New York Strip Steak with Spring Peas
Yield- serves 1
Ingredients
NY strip steak 1 each
Sugar snap peas 6 each
Sugar snow peas 6 each
Mascarpone cheese 1/4 cup
Parsley 1 tbs, chopped
Tarragon 1 tbs, chopped
Mint 5 leaves, torn
Rosemary 1 sprig
Thyme 1 sprig
Butter 1 tbs
Olive oil 1 tsp
Garlic, 1 clove, smashed
Ice 2 cups
Salt to taste
Pepper to taste
Method of Prep:
Remove the NY strip from refrigeration and set on your counter, allow the meat to temper. Fill a medium pot with water and set on the stove to high heat, bring to a rolling boil. Salt the water heavily. (tip- you want the water to taste like the sea)
In the meantime add the ice to a medium sized bowl and cover with water to create an ice bath, then set aside. Once you’ve reached a consistent boil, add both the sugar and snow snap peas to the salted boiling water and blanch. Cook for 1-2 minutes, until you've reached a tender feel. Then, immediately transfer the tender peas to the ice bath to stop the cooking process. Once the peas are completely cooled, remove from the ice bath and place on a dry paper towel.

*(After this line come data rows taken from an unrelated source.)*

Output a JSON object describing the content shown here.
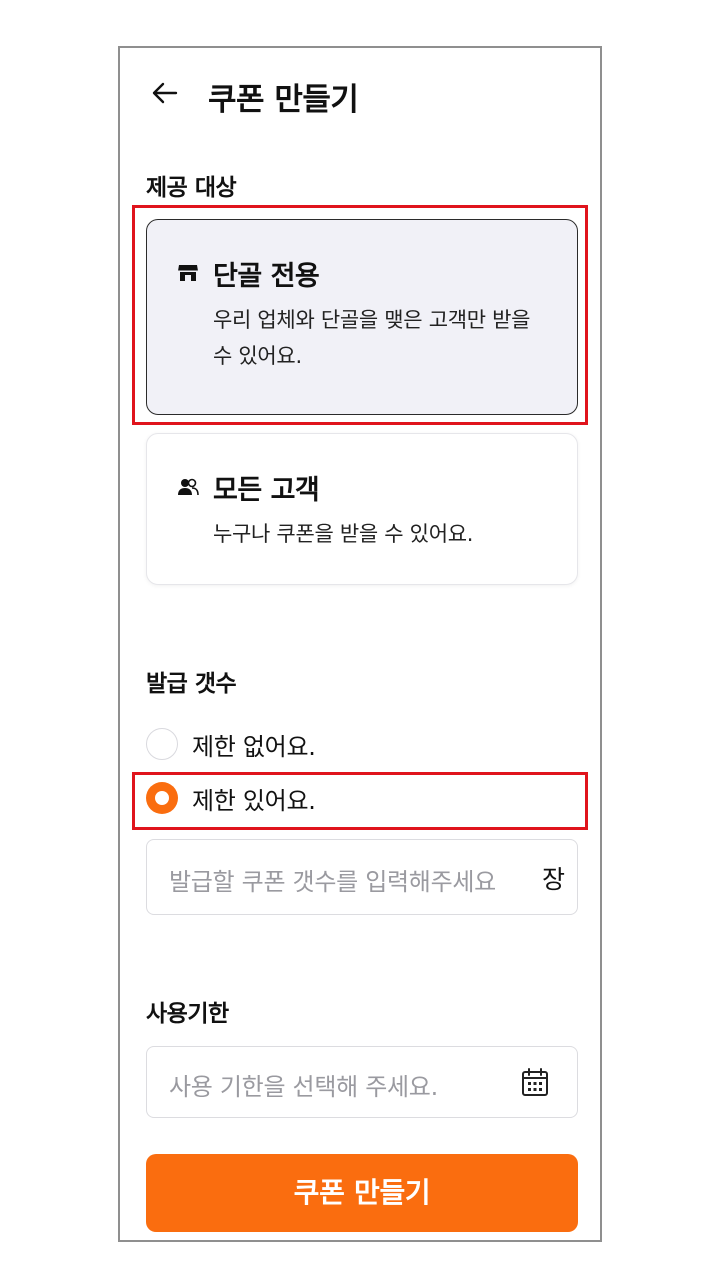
{
  "header": {
    "back_icon": "arrow-left-icon",
    "title": "쿠폰 만들기"
  },
  "target": {
    "label": "제공 대상",
    "options": [
      {
        "icon": "storefront-icon",
        "title": "단골 전용",
        "desc": "우리 업체와 단골을 맺은 고객만 받을 수 있어요.",
        "selected": true
      },
      {
        "icon": "people-icon",
        "title": "모든 고객",
        "desc": "누구나 쿠폰을 받을 수 있어요.",
        "selected": false
      }
    ]
  },
  "issue": {
    "label": "발급 갯수",
    "options": [
      {
        "label": "제한 없어요.",
        "selected": false
      },
      {
        "label": "제한 있어요.",
        "selected": true
      }
    ],
    "count_input": {
      "placeholder": "발급할 쿠폰 갯수를 입력해주세요",
      "value": "",
      "unit": "장"
    }
  },
  "expiry": {
    "label": "사용기한",
    "placeholder": "사용 기한을 선택해 주세요.",
    "icon": "calendar-icon"
  },
  "submit": {
    "label": "쿠폰 만들기"
  },
  "colors": {
    "accent": "#fa6d0f",
    "highlight": "#e0141c",
    "selected_card_bg": "#f1f1f7"
  }
}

Once the peas have air dried, add them to a small bowl and season with olive oil, salt and pepper to taste. Set aside.
In a medium sized bowl add the mascarpone cheese, chopped parsley, tarragon and mint. With a whisk, mix the herbs and cheese until a light fluffy consistency is achieved. Set aside.
Pre-heat a cast iron skillet on high heat. While you wait, begin to season your NY strip steak. Aggressively salt and pepper all sides of the steak.
Once the cast iron skillet is hot (about 3-4 minutes) add the olive oil, let the oil heat up (about 1 minute). Place the steak on the hot oiled skillet and sear for 2 minutes, do not flip. Once the 2 minutes are up, flip the steak. Next, immediately add the butter, crushed garlic clove, rosemary and thyme sprigs. Tilt the pan slightly to allow the melted butter to fall to the bottom end of the pan, use a spoon to scoop the herby melted butter and begin basting the steak. (continuously spoon the butter over to the top of the steak) Repeat the basting technique for 2 minutes.
Remove the steak from the hot skillet and place onto a cutting board. Pour the remaining butter, herbs and garlic on top of the steak. Allow the steak to rest for 4-5 minutes. Once rested, slice.
Now you can start assembling the plate. Dollop or quenelle the whipped mascarpone cheese onto the plate. Then, arrange the peas in around the cheese. Next, the slices of steak. Garnish with olive oil, fresh herbs and flakey sea salt. Enjoy!